As far as the reason it seems to work, that was given as:
>Studies on mice had shown that instead of blocking the action of inflammatory proteins, bupropion appeared to lower the production of those proteins in the first place.
Bupropion also FDA approved for weight loss when mixed with the opioid antagonist naltrexone (brand-name Contrave).
No use "make sense" more or less than any other use use, it's a substance that has lots of effects on the body.
Um... Smoking cessation is not an off-label use of bupropion (Wellbutrin)

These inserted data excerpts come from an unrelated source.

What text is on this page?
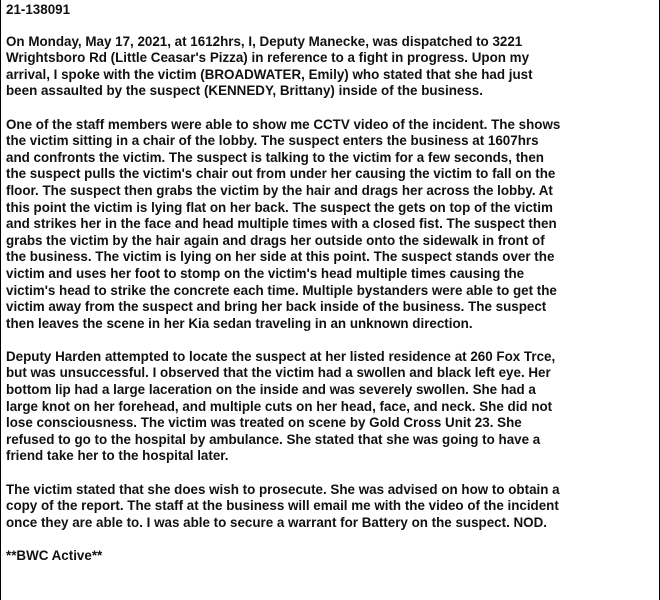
21-138091
On Monday, May 17, 2021, at 1612hrs, I, Deputy Manecke, was dispatched to 3221
Wrightsboro Rd (Little Ceasar's Pizza) in reference to a fight in progress. Upon my
arrival, I spoke with the victim (BROADWATER, Emily) who stated that she had just
been assaulted by the suspect (KENNEDY, Brittany) inside of the business.
One of the staff members were able to show me CCTV video of the incident. The shows
the victim sitting in a chair of the lobby. The suspect enters the business at 1607hrs
and confronts the victim. The suspect is talking to the victim for a few seconds, then
the suspect pulls the victim's chair out from under her causing the victim to fall on the
floor. The suspect then grabs the victim by the hair and drags her across the lobby. At
this point the victim is lying flat on her back. The suspect the gets on top of the victim
and strikes her in the face and head multiple times with a closed fist. The suspect then
grabs the victim by the hair again and drags her outside onto the sidewalk in front of
the business. The victim is lying on her side at this point. The suspect stands over the
victim and uses her foot to stomp on the victim's head multiple times causing the
victim's head to strike the concrete each time. Multiple bystanders were able to get the
victim away from the suspect and bring her back inside of the business. The suspect
then leaves the scene in her Kia sedan traveling in an unknown direction.
Deputy Harden attempted to locate the suspect at her listed residence at 260 Fox Trce,
but was unsuccessful. I observed that the victim had a swollen and black left eye. Her
bottom lip had a large laceration on the inside and was severely swollen. She had a
large knot on her forehead, and multiple cuts on her head, face, and neck. She did not
lose consciousness. The victim was treated on scene by Gold Cross Unit 23. She
refused to go to the hospital by ambulance. She stated that she was going to have a
friend take her to the hospital later.
The victim stated that she does wish to prosecute. She was advised on how to obtain a
copy of the report. The staff at the business will email me with the video of the incident
once they are able to. I was able to secure a warrant for Battery on the suspect. NOD.
**BWC Active**
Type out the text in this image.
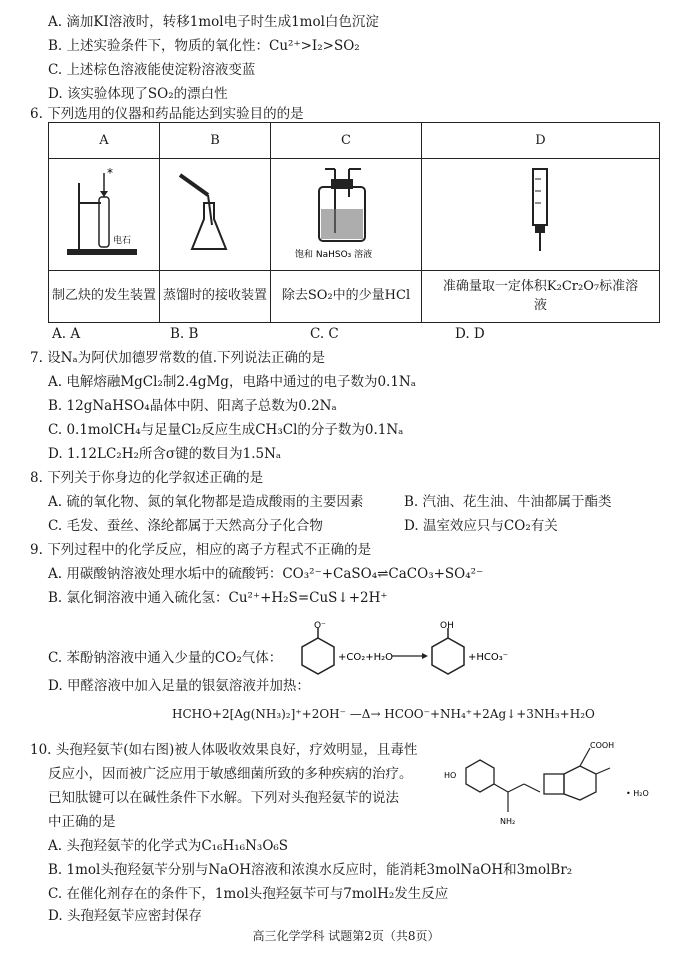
A. 滴加KI溶液时，转移1mol电子时生成1mol白色沉淀
B. 上述实验条件下，物质的氧化性：Cu²⁺>I₂>SO₂
C. 上述棕色溶液能使淀粉溶液变蓝
D. 该实验体现了SO₂的漂白性
6. 下列选用的仪器和药品能达到实验目的的是
A	B	C	D

*
电石		饱和 NaHSO₃ 溶液

制乙炔的发生装置	蒸馏时的接收装置	除去SO₂中的少量HCl	准确量取一定体积K₂Cr₂O₇标准溶液
A. A	B. B	C. C	D. D
7. 设Nₐ为阿伏加德罗常数的值.下列说法正确的是
A. 电解熔融MgCl₂制2.4gMg，电路中通过的电子数为0.1Nₐ
B. 12gNaHSO₄晶体中阴、阳离子总数为0.2Nₐ
C. 0.1molCH₄与足量Cl₂反应生成CH₃Cl的分子数为0.1Nₐ
D. 1.12LC₂H₂所含σ键的数目为1.5Nₐ
8. 下列关于你身边的化学叙述正确的是
A. 硫的氧化物、氮的氧化物都是造成酸雨的主要因素	B. 汽油、花生油、牛油都属于酯类
C. 毛发、蚕丝、涤纶都属于天然高分子化合物	D. 温室效应只与CO₂有关
9. 下列过程中的化学反应，相应的离子方程式不正确的是
A. 用碳酸钠溶液处理水垢中的硫酸钙：CO₃²⁻+CaSO₄⇌CaCO₃+SO₄²⁻
B. 氯化铜溶液中通入硫化氢：Cu²⁺+H₂S=CuS↓+2H⁺
C. 苯酚钠溶液中通入少量的CO₂气体：
O⁻
+CO₂+H₂O
OH
+HCO₃⁻
D. 甲醛溶液中加入足量的银氨溶液并加热：
HCHO+2[Ag(NH₃)₂]⁺+2OH⁻ —Δ→ HCOO⁻+NH₄⁺+2Ag↓+3NH₃+H₂O
10. 头孢羟氨苄(如右图)被人体吸收效果良好，疗效明显，且毒性
反应小，因而被广泛应用于敏感细菌所致的多种疾病的治疗。
已知肽键可以在碱性条件下水解。下列对头孢羟氨苄的说法
中正确的是
HO
NH₂
COOH
• H₂O
A. 头孢羟氨苄的化学式为C₁₆H₁₆N₃O₆S
B. 1mol头孢羟氨苄分别与NaOH溶液和浓溴水反应时，能消耗3molNaOH和3molBr₂
C. 在催化剂存在的条件下，1mol头孢羟氨苄可与7molH₂发生反应
D. 头孢羟氨苄应密封保存
高三化学学科 试题第2页（共8页）
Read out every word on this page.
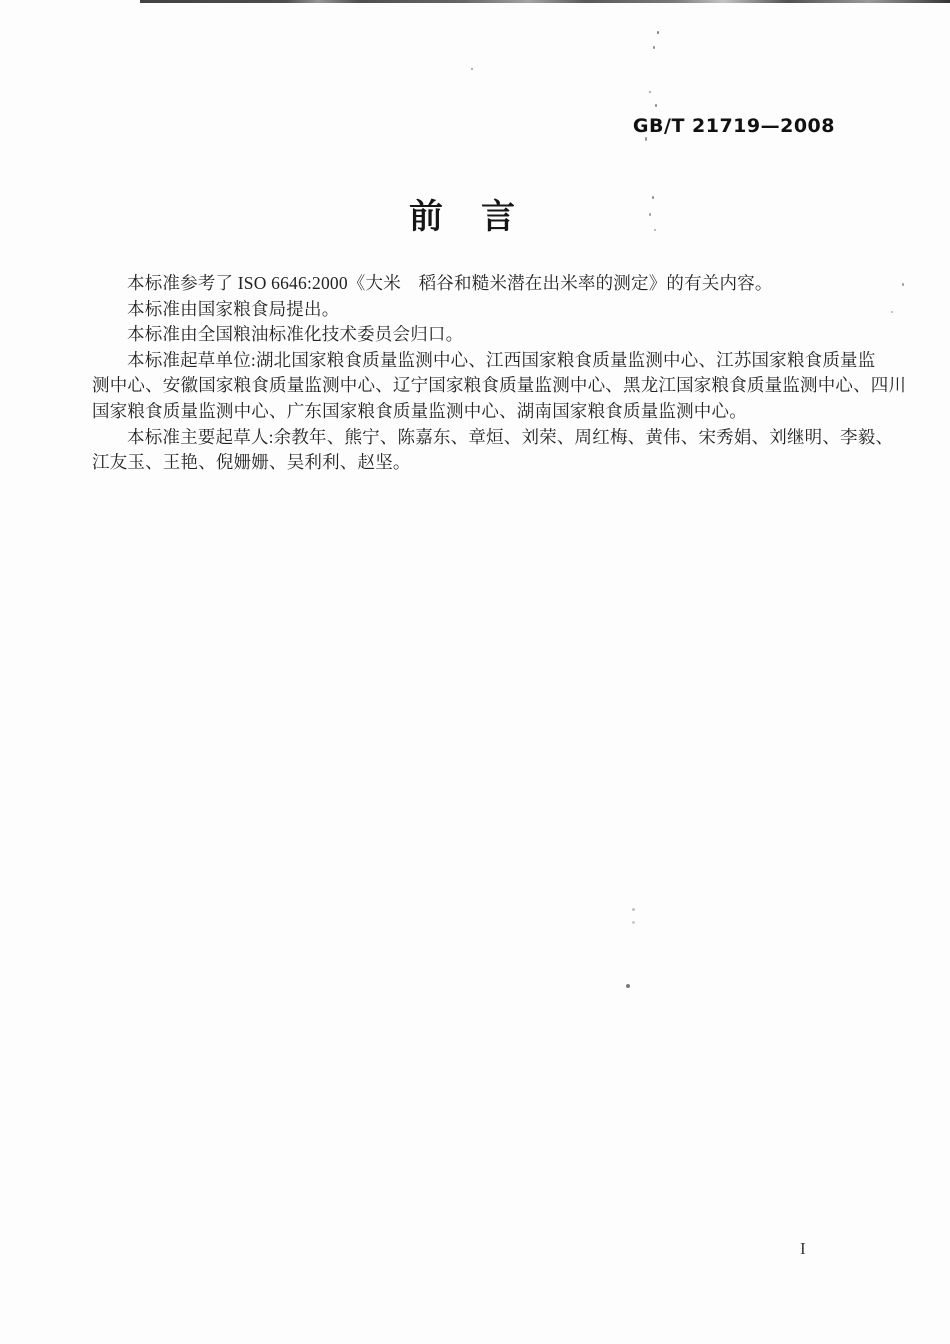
GB/T 21719—2008
前　言
本标准参考了 ISO 6646:2000《大米　稻谷和糙米潜在出米率的测定》的有关内容。
本标准由国家粮食局提出。
本标准由全国粮油标准化技术委员会归口。
本标准起草单位:湖北国家粮食质量监测中心、江西国家粮食质量监测中心、江苏国家粮食质量监
测中心、安徽国家粮食质量监测中心、辽宁国家粮食质量监测中心、黑龙江国家粮食质量监测中心、四川
国家粮食质量监测中心、广东国家粮食质量监测中心、湖南国家粮食质量监测中心。
本标准主要起草人:余教年、熊宁、陈嘉东、章烜、刘荣、周红梅、黄伟、宋秀娟、刘继明、李毅、
江友玉、王艳、倪姗姗、吴利利、赵坚。
I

It was twenty some years ago when I took it. I obviously haven’t kept up with the latest, but a quick search says FDA approval came shortly after it was prescribed to me. Mea culpa.
Pfizer were fined $2.3bn for off-label promotion of Bextra, Geodon, Zyvox and Lyrica. Eli Lilly were fined $1.4bn for off-label promotion of Zyprexa. GSK were fined $3bn for a slew of misconduct, including off-label promotion of a dozen drugs. AstraZeneca were fined $520m for off-label promotion of Seroquel. Abbott were fined $800m for off-label promotion of Depakote. Novartis were fined $422m for off-label promotion of Trileptal.
Despite these huge fines, the unlawful marketing continues. I don't think we're taking the issue nearly seriously enough. For years, drug companies have been telling (and even bribing) doctors to prescribe drugs with serious side-effects to vulnerable patients based on no real evidence.
There's a deep malaise at the heart of the pharmaceuticals industry. Marketing has become the core function of many drug companies. Blatantly fraudulent marketing is endemic. Drug companies are chalking up billion dollar fines as a cost of doing business.
I urge you to read the GSK settlement agreement. They admitted to promoting the prescription of Paxil to children, while having no evidence of efficacy and hiding evidence that it increased the risk of suicide. They admitted to hiding evidence that Avandia increased the risk of congestive heart failure and myocardial infarction. They admitted to bribing doctors to prescribe half a dozen drugs for off-label use.
This level of corruption would be outrageous in the developing world, let alone the richest country on earth.